With the number of nuclear weapon states steadily rising, and tensions between the Cold War superpowers continuing to intensify, world leaders on both sides of the Iron Curtain recognized that “the proliferation of nuclear weapons would seriously enhance the danger of nuclear war.”
The Treaty on the Non-Proliferation of Nuclear Weapons (NPT) became effective on March 5, 1970, when the United States and the Soviet Union, along 41 other individual states, submitted their depositions of the treaty in Washington, London, and Moscow.
Although the decade long process to produce the treaty began before Nixon’s presidency, the NPT was the first of several important international agreements signed between the US and the USSR under the Nixon Administration. At the time, many believed that non-proliferation through international cooperation was essential to protecting human lives around the world. For President Nixon, who ratified the treaty in November 1969, the NPT formed a crucial component of what he referred to as his “era of negotiation” with communist leaders.

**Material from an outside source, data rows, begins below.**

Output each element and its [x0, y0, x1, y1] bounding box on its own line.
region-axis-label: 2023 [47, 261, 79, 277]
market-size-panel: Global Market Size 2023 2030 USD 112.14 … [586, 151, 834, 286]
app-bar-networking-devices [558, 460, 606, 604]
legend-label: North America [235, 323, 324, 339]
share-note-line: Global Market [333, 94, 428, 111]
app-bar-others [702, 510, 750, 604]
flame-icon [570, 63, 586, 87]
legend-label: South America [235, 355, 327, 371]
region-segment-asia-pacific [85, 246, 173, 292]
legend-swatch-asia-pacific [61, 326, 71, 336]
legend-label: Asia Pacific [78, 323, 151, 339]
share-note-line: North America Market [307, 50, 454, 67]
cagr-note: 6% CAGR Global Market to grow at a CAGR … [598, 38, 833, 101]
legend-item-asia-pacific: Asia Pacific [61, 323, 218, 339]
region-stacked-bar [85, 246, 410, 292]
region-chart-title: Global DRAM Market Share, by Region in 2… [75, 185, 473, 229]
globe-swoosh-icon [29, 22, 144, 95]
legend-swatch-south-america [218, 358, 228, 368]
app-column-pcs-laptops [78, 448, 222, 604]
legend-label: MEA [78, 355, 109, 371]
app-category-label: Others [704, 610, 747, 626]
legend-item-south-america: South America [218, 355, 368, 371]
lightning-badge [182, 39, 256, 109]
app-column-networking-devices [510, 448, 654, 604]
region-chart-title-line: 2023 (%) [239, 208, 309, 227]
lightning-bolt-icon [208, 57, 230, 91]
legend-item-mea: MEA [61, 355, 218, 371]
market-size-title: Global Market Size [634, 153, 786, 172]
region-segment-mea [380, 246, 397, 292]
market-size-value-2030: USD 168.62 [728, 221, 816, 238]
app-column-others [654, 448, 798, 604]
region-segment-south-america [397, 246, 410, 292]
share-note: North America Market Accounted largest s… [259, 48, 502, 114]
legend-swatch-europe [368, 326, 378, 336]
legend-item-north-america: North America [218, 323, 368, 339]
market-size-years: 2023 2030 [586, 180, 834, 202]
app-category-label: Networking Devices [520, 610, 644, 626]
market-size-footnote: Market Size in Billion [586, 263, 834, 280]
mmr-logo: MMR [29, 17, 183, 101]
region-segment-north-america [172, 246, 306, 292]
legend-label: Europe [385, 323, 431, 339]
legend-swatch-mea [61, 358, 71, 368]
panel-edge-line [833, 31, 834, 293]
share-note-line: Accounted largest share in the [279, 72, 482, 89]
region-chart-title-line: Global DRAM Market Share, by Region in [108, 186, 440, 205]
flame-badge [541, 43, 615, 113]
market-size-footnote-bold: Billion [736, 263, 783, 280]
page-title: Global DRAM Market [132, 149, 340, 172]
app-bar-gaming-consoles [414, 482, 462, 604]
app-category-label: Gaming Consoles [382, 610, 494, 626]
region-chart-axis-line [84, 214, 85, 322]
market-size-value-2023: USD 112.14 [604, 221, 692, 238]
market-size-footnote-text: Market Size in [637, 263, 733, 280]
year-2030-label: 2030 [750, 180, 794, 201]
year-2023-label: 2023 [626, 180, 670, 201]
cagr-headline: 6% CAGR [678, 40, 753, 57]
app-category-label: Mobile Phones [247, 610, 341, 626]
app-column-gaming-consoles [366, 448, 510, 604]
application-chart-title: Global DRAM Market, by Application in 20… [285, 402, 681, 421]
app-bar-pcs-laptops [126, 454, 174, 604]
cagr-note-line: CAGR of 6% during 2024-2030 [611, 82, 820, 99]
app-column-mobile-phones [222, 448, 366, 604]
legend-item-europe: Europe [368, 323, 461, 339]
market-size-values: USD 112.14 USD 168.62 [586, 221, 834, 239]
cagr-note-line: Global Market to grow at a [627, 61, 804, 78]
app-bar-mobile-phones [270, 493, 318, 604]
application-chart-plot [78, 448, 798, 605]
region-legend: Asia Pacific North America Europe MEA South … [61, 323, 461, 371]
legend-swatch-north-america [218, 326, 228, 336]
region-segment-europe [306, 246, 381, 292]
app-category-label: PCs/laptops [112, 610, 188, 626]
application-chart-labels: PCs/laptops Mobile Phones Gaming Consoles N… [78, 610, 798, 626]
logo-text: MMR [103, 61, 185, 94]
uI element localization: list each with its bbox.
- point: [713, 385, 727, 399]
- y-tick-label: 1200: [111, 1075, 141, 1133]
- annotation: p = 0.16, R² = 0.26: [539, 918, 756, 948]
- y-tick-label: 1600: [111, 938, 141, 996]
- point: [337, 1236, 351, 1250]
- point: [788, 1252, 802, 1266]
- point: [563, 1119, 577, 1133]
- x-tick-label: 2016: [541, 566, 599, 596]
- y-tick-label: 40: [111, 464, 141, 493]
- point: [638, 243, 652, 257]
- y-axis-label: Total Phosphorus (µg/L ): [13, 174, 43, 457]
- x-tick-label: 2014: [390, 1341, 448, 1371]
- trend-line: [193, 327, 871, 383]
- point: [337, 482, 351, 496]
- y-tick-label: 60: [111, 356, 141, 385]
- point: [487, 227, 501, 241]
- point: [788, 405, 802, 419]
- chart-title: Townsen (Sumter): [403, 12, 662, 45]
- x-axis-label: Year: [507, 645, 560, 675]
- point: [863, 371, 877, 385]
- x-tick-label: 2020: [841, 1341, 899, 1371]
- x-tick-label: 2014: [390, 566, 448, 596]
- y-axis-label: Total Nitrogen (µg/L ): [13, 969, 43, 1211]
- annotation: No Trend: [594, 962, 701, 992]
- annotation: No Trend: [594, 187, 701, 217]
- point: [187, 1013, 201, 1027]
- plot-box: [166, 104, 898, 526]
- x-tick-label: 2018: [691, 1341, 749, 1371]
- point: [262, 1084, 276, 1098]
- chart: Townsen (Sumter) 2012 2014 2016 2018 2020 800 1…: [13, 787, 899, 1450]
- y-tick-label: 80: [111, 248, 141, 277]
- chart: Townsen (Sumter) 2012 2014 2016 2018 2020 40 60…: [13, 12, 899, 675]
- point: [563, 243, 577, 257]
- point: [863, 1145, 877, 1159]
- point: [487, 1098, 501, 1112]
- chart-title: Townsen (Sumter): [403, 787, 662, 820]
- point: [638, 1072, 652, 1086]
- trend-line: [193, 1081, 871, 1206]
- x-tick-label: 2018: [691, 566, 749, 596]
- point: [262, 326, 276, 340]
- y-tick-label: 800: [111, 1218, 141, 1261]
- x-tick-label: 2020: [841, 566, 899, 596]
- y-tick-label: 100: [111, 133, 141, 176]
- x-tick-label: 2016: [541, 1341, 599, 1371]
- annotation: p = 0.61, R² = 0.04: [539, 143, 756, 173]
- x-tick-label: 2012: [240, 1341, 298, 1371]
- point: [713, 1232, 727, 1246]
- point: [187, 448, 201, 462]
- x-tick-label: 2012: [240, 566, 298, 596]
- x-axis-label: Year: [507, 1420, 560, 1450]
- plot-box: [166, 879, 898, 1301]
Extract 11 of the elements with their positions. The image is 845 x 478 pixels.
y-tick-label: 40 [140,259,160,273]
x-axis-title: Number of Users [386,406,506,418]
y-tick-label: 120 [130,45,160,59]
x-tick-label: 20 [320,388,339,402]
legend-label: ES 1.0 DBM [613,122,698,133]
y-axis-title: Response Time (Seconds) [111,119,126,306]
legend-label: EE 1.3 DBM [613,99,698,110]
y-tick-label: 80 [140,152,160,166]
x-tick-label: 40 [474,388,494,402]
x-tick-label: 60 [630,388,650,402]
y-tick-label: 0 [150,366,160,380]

While peaceful negotiations proved to be a hallmark of President Nixon’s policy towards the USSR, support for his course of action was not universally felt among all Americans. In 1969, Senator Barry Goldwater voiced his opposition to the NPT to the President, speaking for conservatives across the United States who felt a firmer hand was needed when dealing with communism, and its perceived threat to the American way of life. In a memorandum dated March 5, 1969, a year before the enforcement of the NPT, Henry Kissinger, acting as President Nixon’s National Security Advisor, detailed Senator Goldwater’s objections to the treaty in preparation for a meeting between the Senator and the President. However, the Administration was more than prepared to defend the NPT, and the security it brought to the American people.